If you have visible tattoos you may have caught the occasional sneaky side-glance from curious eyes perusing your ink while out and about.
Perhaps you’ve even felt judgement from strangers staring at your chosen designs, or worse, scrutiny from potential employers.
It’s 2017, but books are still being judged by their covers. Particularly in work places, where women can be expected to portray an image that has nothing to do with their ability to do their job well.
In this territory, examples of the female employee that was sent home for not wearing high heels spring to mind, or even the pink haired mum-of-one who was told that she didn’t look like the ‘mum type’.
Now Jordan Miller and Misti Johnson have shared their frustration – and confusion – after learning that apparently hospital employment guidelines surrounding staff with tattoos are becoming stricter.

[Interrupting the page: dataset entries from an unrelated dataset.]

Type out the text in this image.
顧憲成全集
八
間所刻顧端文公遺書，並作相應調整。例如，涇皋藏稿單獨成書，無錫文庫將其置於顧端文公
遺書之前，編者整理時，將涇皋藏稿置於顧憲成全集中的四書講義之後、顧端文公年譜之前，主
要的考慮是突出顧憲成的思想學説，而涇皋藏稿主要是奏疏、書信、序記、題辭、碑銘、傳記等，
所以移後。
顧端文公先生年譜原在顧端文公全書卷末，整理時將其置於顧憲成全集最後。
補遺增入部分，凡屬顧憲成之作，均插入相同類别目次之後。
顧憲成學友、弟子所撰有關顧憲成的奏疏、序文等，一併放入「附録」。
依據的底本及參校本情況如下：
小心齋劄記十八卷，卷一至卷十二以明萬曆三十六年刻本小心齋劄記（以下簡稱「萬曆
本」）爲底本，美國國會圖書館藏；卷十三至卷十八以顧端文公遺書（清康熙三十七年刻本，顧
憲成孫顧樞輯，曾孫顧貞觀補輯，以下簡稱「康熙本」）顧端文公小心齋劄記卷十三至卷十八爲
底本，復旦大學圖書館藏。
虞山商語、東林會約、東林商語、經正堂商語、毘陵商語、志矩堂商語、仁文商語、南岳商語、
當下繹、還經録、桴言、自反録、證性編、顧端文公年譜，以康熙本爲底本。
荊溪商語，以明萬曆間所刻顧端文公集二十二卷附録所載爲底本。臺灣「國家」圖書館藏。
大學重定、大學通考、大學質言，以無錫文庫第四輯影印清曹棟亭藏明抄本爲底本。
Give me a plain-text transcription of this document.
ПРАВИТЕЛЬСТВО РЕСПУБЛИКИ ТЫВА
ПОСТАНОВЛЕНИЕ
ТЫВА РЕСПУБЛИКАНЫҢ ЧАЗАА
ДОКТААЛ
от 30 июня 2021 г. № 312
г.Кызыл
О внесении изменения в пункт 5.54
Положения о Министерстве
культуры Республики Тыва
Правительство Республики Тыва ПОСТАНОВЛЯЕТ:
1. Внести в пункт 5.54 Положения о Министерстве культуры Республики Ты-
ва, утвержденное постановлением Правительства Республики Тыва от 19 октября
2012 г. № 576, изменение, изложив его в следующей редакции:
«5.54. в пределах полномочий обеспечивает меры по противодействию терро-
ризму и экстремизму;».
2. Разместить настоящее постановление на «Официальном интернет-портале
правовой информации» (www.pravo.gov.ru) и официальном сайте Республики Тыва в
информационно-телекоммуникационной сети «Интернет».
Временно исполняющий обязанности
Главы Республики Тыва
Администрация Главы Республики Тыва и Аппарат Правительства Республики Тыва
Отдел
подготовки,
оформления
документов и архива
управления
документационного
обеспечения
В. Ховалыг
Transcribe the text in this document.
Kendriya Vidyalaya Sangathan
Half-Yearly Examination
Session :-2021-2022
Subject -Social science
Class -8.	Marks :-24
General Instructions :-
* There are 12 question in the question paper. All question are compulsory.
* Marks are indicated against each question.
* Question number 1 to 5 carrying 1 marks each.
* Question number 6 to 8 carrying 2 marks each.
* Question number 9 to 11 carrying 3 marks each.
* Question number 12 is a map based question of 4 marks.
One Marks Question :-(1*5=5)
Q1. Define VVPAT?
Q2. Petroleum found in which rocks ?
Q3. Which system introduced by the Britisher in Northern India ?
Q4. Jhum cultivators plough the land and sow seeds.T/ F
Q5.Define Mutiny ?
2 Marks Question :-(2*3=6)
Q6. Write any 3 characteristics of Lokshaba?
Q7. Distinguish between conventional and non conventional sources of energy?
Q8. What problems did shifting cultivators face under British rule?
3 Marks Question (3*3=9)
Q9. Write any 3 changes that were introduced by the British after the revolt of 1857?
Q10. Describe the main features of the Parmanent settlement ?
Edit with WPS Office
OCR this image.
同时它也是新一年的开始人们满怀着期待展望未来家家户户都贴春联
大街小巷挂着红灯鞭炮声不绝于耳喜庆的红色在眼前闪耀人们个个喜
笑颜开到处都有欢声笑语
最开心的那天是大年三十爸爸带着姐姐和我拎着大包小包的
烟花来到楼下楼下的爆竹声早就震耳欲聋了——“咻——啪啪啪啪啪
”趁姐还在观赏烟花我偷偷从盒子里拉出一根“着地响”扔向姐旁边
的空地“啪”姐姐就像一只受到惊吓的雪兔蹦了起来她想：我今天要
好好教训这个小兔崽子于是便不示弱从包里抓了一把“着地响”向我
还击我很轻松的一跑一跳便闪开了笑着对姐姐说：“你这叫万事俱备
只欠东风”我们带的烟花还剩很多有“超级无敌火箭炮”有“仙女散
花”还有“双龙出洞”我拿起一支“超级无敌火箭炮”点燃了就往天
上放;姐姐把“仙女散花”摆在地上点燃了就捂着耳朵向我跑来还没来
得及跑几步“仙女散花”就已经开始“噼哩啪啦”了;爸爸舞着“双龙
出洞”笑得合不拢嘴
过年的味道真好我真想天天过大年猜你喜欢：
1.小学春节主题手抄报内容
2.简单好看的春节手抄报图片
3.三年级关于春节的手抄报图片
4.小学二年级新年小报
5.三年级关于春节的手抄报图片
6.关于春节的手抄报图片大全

Taking to Facebook, the pair explain that their mum, who is a registered nurse and clear tattoo enthusiast, has been made aware of the change recently. The family, though, are unwilling to accept the stigma against tattoos – and have reminded the internet at large that the artwork on their mum’s skin has never stopped her from saving lives.
“I've seen my mom pull a lady out of a car before it fills with smoke and she suffocates,” they write. “I've seen her do stitches on an injured person on the side of the road following a car accident.
“I've seen her come home after a 12-hour shift, dead tired after dealing with an abusive patient all day, and get back up and do it again the next day.”
After describing scenes that illustrate without question that their mum is a complete badass and asset to the hospital she works at, the siblings reiterate: “Tattoos don't define the person.
“My mom has more tattoos than I can count and it has never, ever affected her work ethic. She will wake up at the same time everyday and save a life."
Since the post was shared two days ago it has already amassed over 38,000 likes and thousands of comments, in which Facebook users have started some interesting debates.
Lori McKeown thinks that employers have the right to set a dress code, writing: “Welcome to being an adult and employers having the right to set dress codes, etc. While you have the right to wear tattoos, piercings, style of clothing etc, employers have the right to set these work place rules. Hospitals serve a diverse population, and not all people feel the same as you.”
Elizabeth Fantham, however, believes a patient in need of emergency assistance wouldn’t refuse it because of tattoo preferences.
“It only hurts the employer,” she says. “They could be losing out on the best employee they ever had. I can't imagine someone having a heart attack and refusing help because the person has tattoos.”
Learning not to judge someone on their physical appearance is not a lesson that should not need to be taught, and with the pressure nurses and doctors are already under, we think it’s fair to say that tattoos should be the last thing on the list for hospitals to worry about.